Капитаны
Шрифт:
Она кивает, хрипло шепчет:
– Да… обещай мне то же…
Леви кивает в ответ. Растирает холодную ладонь руками, и снова, в который раз, целует, пытаясь окончательно уверовать, что она жива:
– Держи меня и не отпускай….
Катрина улыбается:
– Пока жива, буду тебя держать. Мёртвой хваткой.
Леви закатывает глаза, а затем строго хмурится:
– Очень смешно. Что б я такого больше не слышал, – он подаётся вперёд, наклоняется над ней и коротко целует в губы – горько как-то, но сладко одновременно. Кaта сбито выдыхает, пытается подтянуться
– Нет, всё… всё нормально… – цедит через зубы она, жмурясь.
– Это очень хорошо, – звучит нежданный жизнерадостный голос. Протиснувшись через зазор в ширме, к ним подходит Клей. Хирург в заляпаном кровью халате поправляет очки, просто и неуместно улыбаясь. – Мне доводилось оперировать одного Бишопа, из военной полиции: на нём все раны затянулись, как на доброй собаке. Уж не родственник?
Катрина прищуривается, придирчиво рассматривая врача.
– Не имеет значения.
Клей кивает:
– Понял, – он молча указывает Леви отойти и опускается на пол рядом с импровизированной походной постелью. Капитан нехотя, но подчиняется – в конце концов, они все в царстве врачей, а Клей его жене вроде как жизнь спас… Леви всё же испытывает к нему больше благодарности, чем негодования. Хирург тем временем даёт указки: – Ляг ровно, ноги не подтягивай к животу, выпрямленными держи. Будет больно – говори, есть морфин. Пока есть, – вкрадчиво уточняет.
Кaта покладисто выравнивается. Клей бесцеремонно и бесстыдно задирает одеяло: её пронзает контрастный промозглый холод, вынуждая поморщится. Стекла очков беспристрастно блестят в приглушённом теплом сумраке палатки, когда хирург, не обращая внимания и не теряя времени, снимает стерильную марлевую повязку, осматривая свою работу:
– Швы ровные, это хорошо… Если будешь следовать указаниям, то и шрама почти не останется…– он придирчиво вглядывается в её глаза, щурится и мнёт живот. – Больно?
– Неприятно, – в тон отзывается она. Клей фыркает, укладывая повязку обратно.
– Жить будешь, – ухмыльнувшись, он поднимается. – Пока придётся полежать тут, дней семь… Командор правда на завтра-послезавтра перемещения лагеря планирует… – Клей хмурится, смотря куда-то в сторону, будто витая мыслями уже на очередной операции.
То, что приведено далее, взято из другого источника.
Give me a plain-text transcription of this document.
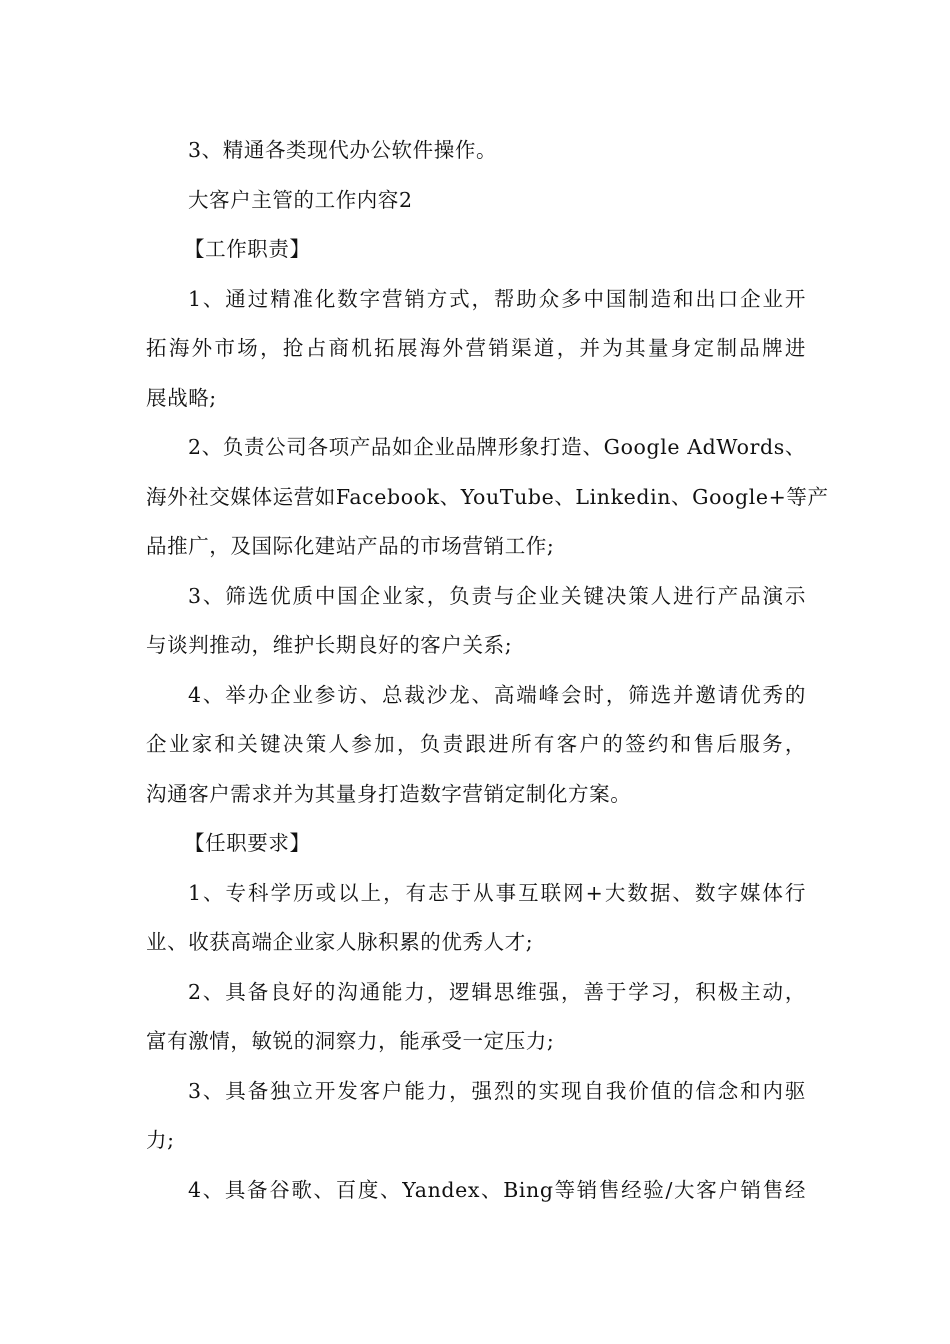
3、精通各类现代办公软件操作。
大客户主管的工作内容2
【工作职责】
1、通过精准化数字营销方式，帮助众多中国制造和出口企业开
拓海外市场，抢占商机拓展海外营销渠道，并为其量身定制品牌进
展战略;
2、负责公司各项产品如企业品牌形象打造、Google AdWords、
海外社交媒体运营如Facebook、YouTube、Linkedin、Google+等产
品推广，及国际化建站产品的市场营销工作;
3、筛选优质中国企业家，负责与企业关键决策人进行产品演示
与谈判推动，维护长期良好的客户关系;
4、举办企业参访、总裁沙龙、高端峰会时，筛选并邀请优秀的
企业家和关键决策人参加，负责跟进所有客户的签约和售后服务，
沟通客户需求并为其量身打造数字营销定制化方案。
【任职要求】
1、专科学历或以上，有志于从事互联网+大数据、数字媒体行
业、收获高端企业家人脉积累的优秀人才;
2、具备良好的沟通能力，逻辑思维强，善于学习，积极主动，
富有激情，敏锐的洞察力，能承受一定压力;
3、具备独立开发客户能力，强烈的实现自我价值的信念和内驱
力;
4、具备谷歌、百度、Yandex、Bing等销售经验/大客户销售经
Затем механически лезет в карман, вынимая записную книжку и грифель. – Тебе со швами в седло нельзя, я выпишу место в повозке. Когда отпустим из лазарета, всё равно будешь приходить каждый день – в три часа – на обработку и ревизию шва. Утром, вечером и по мере загрязнения либо сама, либо попросишь кого смекалистого обрабатывать рану антисептиком – его я выдам. Доступно, капитан?
Катрина вдумчиво кивает:
– Более чем.
– У вас есть человек, который вам поможет? – Клэй с ухмылкой рассматривает свой блокнот, вписывая что-то. Бишоп оглядывается на Леви, но не успевает поймать его взгляд – Аккерман говорит быстрее неё.
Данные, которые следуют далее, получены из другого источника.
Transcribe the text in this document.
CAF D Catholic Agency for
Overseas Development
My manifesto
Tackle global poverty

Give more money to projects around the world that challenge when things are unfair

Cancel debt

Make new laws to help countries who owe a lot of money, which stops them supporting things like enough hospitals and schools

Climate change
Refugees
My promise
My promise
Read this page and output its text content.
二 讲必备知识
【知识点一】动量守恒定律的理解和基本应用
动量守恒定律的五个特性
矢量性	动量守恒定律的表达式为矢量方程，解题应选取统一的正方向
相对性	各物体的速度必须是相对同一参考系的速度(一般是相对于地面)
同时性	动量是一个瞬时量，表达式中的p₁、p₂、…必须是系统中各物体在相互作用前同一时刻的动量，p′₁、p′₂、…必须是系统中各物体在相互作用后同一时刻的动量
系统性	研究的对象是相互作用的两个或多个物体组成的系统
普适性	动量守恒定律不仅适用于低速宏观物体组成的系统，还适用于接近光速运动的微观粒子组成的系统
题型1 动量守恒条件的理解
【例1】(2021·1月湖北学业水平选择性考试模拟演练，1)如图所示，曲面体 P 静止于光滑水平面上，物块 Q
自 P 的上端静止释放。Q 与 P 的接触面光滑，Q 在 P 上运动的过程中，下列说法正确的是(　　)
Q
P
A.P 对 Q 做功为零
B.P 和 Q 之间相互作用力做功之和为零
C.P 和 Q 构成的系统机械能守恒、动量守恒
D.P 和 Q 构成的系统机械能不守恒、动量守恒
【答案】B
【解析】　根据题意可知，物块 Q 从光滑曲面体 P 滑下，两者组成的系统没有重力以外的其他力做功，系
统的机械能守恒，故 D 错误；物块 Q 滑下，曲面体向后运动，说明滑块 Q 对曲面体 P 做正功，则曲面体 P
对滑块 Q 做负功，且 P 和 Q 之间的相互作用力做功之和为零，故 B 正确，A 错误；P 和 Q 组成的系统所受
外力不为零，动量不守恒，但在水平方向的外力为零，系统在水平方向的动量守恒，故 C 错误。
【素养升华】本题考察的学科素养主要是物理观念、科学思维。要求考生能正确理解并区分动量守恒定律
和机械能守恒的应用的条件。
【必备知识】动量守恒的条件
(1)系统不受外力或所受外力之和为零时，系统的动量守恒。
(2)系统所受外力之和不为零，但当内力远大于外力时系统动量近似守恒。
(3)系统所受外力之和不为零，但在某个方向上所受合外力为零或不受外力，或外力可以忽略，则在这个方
– Есть. Уж не беспокойтесь.
Клей расслабленно смеётся:
–
Значит, точно жить будете. Я ещё приду перед отбоем, с обходом. Приятного вам вечера… – врач кивает поочерёдно сначала пациентке, потом Леви перед тем, как выйти за ширму. – Капитаны.Катрина говорит вслед «спасибо», но Клей уже не слышит, вливаясь в перипетии лазарета.
Приглушённый золотистый свет прикрытых керосинок окутывает обоих. Извилистые тени пляшут по стенам, растекаясь и собираясь вновь призрачной дымкой. Леви медленно ведёт пальцами по её волосам, перебирает волнистые прядки, едва улыбаясь. Как мало оказывается нужно для счастья: просто быть рядом. Снова быть рядом.
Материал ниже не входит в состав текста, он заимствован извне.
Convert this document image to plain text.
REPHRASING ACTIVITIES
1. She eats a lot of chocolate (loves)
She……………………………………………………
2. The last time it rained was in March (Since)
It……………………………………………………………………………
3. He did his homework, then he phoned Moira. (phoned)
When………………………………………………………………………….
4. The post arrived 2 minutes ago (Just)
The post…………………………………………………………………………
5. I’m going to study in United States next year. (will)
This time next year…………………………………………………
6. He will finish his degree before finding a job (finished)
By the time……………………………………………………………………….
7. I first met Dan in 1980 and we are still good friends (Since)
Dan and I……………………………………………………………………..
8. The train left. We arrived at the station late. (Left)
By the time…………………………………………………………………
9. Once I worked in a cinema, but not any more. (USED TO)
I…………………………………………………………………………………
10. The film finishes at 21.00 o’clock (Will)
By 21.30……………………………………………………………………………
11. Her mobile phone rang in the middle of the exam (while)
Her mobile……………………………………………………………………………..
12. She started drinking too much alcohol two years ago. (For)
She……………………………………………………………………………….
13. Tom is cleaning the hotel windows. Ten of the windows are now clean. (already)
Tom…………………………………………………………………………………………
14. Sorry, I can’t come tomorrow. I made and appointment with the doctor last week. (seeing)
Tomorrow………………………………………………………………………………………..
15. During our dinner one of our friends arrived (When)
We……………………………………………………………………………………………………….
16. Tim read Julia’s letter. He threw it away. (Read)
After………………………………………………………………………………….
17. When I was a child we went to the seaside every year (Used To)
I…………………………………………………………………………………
Но когда Бишоп пытается приподняться его голос наливается наигранной строгостью:
– Тц, не елозь. Клей сказал, что тебе только с завтра можно вставать. – Замечая, как Катрина уязвлённо насупилась, Аккерман уступчиво делает поблажку, мягко целуя её в висок: – Извини… Просто побереги себя, хорошо? Если захочешь чего – говори, я принесу…
Его неторопливый голос, близость, тёплые объятья, извинения – Кaта не знает, от чего распарено млеет больше. Сердиться на Леви оказывается вдруг невыносимо тяжко, практически невозможно: на душе становится так легко, будто никаких кошмаров дня не было и в помине. Женские ладошки потеряно скользят по его грудине, ласкают шею и останавливаются на щеках.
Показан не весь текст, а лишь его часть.